Tukey's Military Takes a Whack From the Gov't

Turkey's military has taken a serious thrubbing from the civilian leadership.

General Ilker Basbug, who is poised to step down on August 30th after two years as chief of the general staff, suffered the biggest loss of face. He wanted Hasan Igsiz, commander of the 1st army corps, to become land-forces commander. But Turkey’s prime minister, Recep Tayyip Erdogan, blocked the move. General Igsiz has been linked to bogus internet sites used to smear AK; their content was used as evidence when Turkey’s chief prosecutor sought to ban the party two years ago. The general has also been implicated in an alleged plot against adherents of the Fethullah Gulen movement, an Islamic fraternity that broadly supports AK.

The old guard lost out elsewhere. Eleven officers implicated in the so-called Sledgehammer case, an alleged coup plot, failed to win promotion. General Basbug’s attempts to have another ally become land-forces commander flopped. The only promotion that went as planned was that of General Isik Kosaner, a traditionalist who will succeed General Basbug.

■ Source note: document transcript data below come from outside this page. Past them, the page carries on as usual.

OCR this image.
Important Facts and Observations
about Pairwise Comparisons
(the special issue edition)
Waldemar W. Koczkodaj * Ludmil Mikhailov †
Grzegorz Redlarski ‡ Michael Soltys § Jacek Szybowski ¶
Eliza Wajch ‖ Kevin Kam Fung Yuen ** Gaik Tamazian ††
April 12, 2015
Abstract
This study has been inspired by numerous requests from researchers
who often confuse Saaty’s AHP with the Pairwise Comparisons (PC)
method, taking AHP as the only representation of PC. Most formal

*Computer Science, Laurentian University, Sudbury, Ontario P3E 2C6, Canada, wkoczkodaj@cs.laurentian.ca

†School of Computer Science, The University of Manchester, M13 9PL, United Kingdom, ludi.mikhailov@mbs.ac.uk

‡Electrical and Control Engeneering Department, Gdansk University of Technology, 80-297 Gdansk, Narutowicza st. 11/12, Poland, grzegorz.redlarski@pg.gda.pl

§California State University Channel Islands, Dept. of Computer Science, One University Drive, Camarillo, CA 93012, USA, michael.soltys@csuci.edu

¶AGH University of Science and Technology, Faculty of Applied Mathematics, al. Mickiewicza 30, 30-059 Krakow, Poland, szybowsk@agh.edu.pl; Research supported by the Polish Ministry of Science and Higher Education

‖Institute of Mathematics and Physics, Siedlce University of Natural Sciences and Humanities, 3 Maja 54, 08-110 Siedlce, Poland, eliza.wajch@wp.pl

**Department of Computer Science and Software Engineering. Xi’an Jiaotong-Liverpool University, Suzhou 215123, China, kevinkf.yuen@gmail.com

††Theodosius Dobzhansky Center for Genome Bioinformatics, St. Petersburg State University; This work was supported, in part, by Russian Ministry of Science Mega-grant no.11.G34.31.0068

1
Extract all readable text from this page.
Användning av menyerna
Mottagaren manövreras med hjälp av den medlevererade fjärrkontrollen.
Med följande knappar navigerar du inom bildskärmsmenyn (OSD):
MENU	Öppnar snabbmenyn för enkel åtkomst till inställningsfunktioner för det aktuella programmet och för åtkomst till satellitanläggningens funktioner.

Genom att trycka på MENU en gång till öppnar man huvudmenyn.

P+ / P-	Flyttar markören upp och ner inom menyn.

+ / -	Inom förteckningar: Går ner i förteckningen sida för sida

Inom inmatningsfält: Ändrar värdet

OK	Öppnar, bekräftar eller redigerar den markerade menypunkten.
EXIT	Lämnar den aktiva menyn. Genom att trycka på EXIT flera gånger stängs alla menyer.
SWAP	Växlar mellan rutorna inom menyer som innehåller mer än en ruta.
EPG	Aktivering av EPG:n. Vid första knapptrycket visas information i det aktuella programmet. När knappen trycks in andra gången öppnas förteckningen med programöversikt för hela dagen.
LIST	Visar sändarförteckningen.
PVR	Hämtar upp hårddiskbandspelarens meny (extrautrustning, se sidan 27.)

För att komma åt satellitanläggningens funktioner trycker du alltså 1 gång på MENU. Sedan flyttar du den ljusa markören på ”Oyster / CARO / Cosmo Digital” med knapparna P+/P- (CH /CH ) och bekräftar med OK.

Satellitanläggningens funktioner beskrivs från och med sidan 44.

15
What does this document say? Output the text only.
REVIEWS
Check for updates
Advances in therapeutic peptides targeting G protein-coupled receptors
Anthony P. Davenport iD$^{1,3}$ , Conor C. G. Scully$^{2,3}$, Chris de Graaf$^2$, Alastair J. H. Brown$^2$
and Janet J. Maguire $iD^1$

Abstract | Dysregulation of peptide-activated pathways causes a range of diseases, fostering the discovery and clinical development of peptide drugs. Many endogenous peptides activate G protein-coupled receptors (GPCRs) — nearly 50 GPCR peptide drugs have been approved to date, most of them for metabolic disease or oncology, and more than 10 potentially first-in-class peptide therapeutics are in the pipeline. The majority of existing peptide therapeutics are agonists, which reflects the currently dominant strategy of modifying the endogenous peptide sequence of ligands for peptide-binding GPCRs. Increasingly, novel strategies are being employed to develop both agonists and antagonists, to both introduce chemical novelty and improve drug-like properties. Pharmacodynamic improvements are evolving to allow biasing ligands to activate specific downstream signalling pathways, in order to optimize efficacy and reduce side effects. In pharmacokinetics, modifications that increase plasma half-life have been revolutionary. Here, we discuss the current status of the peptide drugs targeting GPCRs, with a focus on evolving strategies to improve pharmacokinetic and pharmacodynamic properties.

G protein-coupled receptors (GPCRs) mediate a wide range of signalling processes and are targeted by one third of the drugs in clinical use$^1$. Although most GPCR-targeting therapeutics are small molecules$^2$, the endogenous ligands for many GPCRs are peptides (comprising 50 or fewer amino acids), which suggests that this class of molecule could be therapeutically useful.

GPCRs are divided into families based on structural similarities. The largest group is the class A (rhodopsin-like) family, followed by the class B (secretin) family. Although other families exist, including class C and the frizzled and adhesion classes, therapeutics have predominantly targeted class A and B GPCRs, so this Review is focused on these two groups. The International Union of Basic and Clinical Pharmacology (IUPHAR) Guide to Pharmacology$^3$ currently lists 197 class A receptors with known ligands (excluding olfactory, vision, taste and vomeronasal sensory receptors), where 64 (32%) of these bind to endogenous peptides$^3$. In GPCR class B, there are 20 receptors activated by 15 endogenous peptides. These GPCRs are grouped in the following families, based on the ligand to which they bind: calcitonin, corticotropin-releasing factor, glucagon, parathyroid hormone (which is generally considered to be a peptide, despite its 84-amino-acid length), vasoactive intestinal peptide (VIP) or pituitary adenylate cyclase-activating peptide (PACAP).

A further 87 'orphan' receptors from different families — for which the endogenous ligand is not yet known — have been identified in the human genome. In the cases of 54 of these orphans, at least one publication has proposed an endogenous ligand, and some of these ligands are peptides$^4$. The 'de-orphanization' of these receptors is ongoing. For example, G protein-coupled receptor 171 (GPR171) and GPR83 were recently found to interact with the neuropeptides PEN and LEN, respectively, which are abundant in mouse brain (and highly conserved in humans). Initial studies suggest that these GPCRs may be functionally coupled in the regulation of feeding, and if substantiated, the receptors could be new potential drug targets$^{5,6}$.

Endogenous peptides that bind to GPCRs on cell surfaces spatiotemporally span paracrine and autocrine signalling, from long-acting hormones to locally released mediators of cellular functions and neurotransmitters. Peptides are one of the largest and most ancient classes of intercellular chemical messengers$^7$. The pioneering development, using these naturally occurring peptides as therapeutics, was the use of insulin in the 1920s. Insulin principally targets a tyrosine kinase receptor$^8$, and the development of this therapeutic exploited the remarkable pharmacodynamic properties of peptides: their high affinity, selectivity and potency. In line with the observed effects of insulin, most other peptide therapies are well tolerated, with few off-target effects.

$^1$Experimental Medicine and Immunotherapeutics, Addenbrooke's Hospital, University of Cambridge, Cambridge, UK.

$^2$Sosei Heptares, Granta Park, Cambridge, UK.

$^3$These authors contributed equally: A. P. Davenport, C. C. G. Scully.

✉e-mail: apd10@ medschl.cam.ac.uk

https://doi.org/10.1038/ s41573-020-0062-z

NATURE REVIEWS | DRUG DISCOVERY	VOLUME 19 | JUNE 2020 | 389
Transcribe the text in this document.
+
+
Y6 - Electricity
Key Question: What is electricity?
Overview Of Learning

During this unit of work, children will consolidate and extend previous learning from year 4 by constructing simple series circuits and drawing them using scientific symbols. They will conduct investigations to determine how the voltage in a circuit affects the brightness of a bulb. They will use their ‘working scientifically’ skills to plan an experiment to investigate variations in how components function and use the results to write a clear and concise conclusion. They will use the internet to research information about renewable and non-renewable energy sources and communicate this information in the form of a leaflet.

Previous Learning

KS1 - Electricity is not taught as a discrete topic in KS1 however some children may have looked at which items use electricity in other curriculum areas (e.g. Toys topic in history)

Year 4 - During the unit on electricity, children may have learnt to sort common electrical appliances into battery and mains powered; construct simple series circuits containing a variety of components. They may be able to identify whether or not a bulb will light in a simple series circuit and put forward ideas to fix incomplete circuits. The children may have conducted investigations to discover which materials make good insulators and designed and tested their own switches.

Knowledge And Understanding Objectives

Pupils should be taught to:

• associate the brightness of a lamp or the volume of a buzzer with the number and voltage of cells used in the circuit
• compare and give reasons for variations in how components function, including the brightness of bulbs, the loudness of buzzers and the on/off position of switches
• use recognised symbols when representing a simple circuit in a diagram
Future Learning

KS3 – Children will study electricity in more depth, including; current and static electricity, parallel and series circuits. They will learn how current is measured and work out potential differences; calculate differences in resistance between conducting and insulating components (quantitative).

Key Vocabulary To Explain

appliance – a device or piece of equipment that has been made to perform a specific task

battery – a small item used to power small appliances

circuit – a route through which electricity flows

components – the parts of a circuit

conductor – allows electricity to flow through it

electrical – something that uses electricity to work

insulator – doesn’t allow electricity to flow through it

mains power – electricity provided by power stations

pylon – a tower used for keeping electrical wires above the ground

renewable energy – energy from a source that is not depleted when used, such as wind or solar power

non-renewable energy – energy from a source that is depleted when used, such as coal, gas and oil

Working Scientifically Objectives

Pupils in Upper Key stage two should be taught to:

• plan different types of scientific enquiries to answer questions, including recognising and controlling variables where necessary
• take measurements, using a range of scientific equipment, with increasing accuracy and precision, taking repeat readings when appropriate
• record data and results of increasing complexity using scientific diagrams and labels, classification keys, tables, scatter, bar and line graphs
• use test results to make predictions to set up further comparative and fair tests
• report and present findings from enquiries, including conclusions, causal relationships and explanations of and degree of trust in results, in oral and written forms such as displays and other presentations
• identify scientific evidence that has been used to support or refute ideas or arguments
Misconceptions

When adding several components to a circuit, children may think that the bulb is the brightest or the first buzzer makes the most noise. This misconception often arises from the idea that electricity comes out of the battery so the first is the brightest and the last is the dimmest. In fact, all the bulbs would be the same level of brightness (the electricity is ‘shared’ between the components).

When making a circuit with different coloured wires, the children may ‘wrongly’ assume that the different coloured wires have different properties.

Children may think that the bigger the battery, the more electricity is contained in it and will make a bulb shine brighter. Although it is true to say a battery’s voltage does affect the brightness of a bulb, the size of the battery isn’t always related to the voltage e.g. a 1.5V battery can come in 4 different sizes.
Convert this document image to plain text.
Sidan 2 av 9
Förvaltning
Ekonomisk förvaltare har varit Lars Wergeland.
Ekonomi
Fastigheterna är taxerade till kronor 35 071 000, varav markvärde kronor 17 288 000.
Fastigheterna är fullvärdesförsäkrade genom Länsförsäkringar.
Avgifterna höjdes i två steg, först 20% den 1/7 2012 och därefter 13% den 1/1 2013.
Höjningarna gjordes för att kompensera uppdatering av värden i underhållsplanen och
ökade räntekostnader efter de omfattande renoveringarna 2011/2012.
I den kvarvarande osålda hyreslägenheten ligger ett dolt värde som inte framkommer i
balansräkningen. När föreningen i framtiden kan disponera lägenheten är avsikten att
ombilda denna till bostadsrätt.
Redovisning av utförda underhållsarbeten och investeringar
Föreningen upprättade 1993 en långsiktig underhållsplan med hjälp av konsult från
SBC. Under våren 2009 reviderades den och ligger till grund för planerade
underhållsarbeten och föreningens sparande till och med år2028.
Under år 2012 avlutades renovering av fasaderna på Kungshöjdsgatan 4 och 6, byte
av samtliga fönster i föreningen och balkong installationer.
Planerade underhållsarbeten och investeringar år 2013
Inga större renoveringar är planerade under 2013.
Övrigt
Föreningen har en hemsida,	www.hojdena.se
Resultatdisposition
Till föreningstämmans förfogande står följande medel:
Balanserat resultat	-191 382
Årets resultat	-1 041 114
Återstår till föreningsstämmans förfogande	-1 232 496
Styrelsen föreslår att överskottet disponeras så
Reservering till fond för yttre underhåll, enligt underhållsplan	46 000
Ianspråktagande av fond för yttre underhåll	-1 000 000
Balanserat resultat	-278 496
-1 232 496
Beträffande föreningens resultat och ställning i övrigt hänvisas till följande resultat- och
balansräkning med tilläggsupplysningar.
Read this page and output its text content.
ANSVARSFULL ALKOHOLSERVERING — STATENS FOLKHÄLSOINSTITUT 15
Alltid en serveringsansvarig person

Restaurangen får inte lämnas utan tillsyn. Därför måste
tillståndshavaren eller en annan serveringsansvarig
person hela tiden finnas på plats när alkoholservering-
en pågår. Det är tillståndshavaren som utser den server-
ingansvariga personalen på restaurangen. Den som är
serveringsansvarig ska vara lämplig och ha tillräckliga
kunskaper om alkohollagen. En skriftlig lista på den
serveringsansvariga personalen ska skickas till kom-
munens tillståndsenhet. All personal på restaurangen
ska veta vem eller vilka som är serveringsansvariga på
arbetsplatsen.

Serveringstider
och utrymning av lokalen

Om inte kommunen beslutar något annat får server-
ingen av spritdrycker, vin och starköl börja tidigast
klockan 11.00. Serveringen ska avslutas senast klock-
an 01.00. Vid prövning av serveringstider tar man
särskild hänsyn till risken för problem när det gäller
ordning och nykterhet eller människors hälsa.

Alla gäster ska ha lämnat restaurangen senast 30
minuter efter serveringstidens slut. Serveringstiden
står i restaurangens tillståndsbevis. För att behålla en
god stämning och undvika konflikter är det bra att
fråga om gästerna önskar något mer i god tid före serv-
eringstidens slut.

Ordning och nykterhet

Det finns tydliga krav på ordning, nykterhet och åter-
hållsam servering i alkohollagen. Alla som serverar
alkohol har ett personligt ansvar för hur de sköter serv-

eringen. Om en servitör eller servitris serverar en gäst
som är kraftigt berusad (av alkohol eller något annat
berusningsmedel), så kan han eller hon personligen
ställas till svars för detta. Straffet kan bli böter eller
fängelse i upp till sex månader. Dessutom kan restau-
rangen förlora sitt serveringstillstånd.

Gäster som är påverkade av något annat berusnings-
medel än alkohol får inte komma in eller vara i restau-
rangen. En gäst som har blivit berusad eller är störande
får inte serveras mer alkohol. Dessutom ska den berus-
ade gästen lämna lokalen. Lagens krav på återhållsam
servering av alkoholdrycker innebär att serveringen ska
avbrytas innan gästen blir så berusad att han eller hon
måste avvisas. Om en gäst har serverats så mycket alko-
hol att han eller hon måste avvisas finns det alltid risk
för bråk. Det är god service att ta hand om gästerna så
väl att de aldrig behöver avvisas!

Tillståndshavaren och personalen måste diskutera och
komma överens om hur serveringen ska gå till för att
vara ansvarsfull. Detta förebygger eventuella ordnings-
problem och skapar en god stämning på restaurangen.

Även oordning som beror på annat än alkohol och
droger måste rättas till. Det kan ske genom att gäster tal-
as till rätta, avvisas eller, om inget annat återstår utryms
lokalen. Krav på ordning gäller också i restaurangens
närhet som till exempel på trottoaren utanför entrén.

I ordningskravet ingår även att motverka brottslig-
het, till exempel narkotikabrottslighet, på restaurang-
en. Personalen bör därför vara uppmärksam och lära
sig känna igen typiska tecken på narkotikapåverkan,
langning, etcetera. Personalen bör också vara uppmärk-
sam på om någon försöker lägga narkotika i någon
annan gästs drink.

AK supporters hail the outcome as a victory for democracy. “The government’s resolve”, says Mehmet Baransu, a journalist who exposed much of the army’s alleged mischief, “has weakened the coup-mongering corps.” Yet there is a whiff of horse-trading in the air. Mr Erdogan prevailed only after prosecutors decided, at the last minute, to revoke arrest warrants for 102 officers linked to Sledgehammer. Dani Rodrik, a respected economist whose father-in-law, Cetin Dogan, a retired general, is a top suspect in the Sledgehammer affair, thinks the prosecution was anyway deeply flawed.

Reducing the political influence of Turkey’s army, which has toppled four governments since 1960, is among the European Union’s hardest conditions for Turkey’s membership. A package of constitutional amendments that will further weaken the generals will be put to a referendum on September 12th. It includes a provision to allow coup-plotters to be tried by civilian rather than military courts, and a rule that says civilians can no longer be tried by the army, except in times of war.